Hunger, the sensation by which the necessity for food is made known to the system, referred to the stomach, but indicating the wants of the system at large; impelling us to supply the waste of the tissues consequent on all vital acts, and in proportion to the activity of the animal functions from exercise, etc. If the desire cannot be gratified, or if absent from disease, the phenomena of inanition or of starvation are induced, with a diminution of the bulk of nearly all the tissues and proportionate weakness. Hunger is greatest in the young and growing state, and least in old age, when the vital operations are deficient in activity. It varies with the amount of heat to be generated in the body; external cold increases hunger, while heat diminishes it; hence the voracious appetite of the arctic regions, and the general use of stimulating condiments in the tropics; it is also increased by any unusual drain upon the system, when accompanied by febrile action, as in lactation and diabetes, in the last of which especially hunger is almost insatiable.
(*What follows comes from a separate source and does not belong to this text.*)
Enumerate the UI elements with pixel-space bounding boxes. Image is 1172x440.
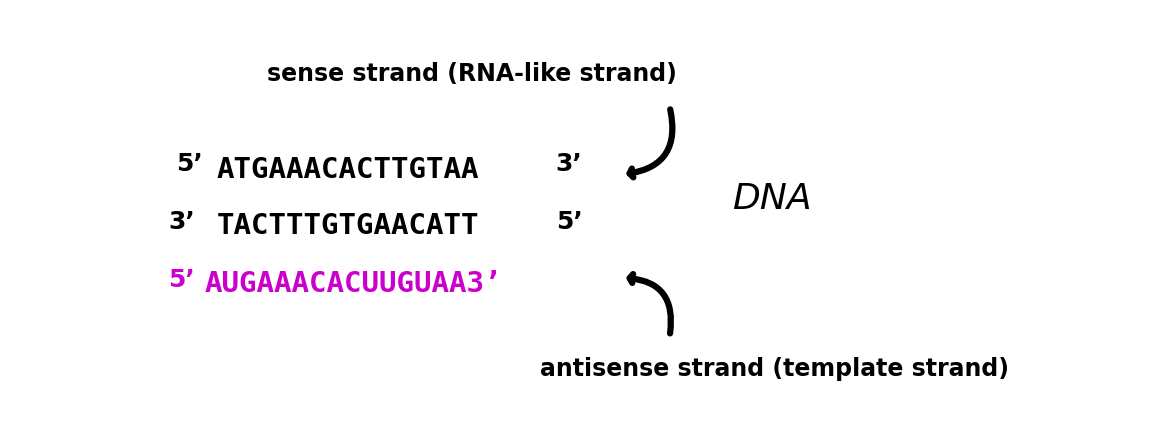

In health, the feeling of hunger is a very good indication of the demands of the system for food, and it becomes the stimulant to mental operations, automatic in infancy, but directed by intelligence in the adult, which have for their object the gratification of the desire. Hunger depends rather upon the demand of the system for aliment than upon the state of emptiness of the stomach. The sense of hunger may be, however, immediately dependent on some condition of the stomach; it is well known that the swallowing of indigestible and non-nutritious substances will temporarily relieve it. The demands of the stomach and of the general system in this respect are probably communicated to the sensorium by the pneumogastric nerves and by the sympathetic. On the other hand, mere emptiness of the stomach does not produce hunger, as is evident from the fact that an ample supply of food passes entirely from the stomach hours before this sensation is felt, and that in disease there may be no desire for food for many days with total abstinence from it.

Moreover, hunger may be relieved by the injection of alimentary fluids into the large intestine, when the stomach cannot receive or retain food.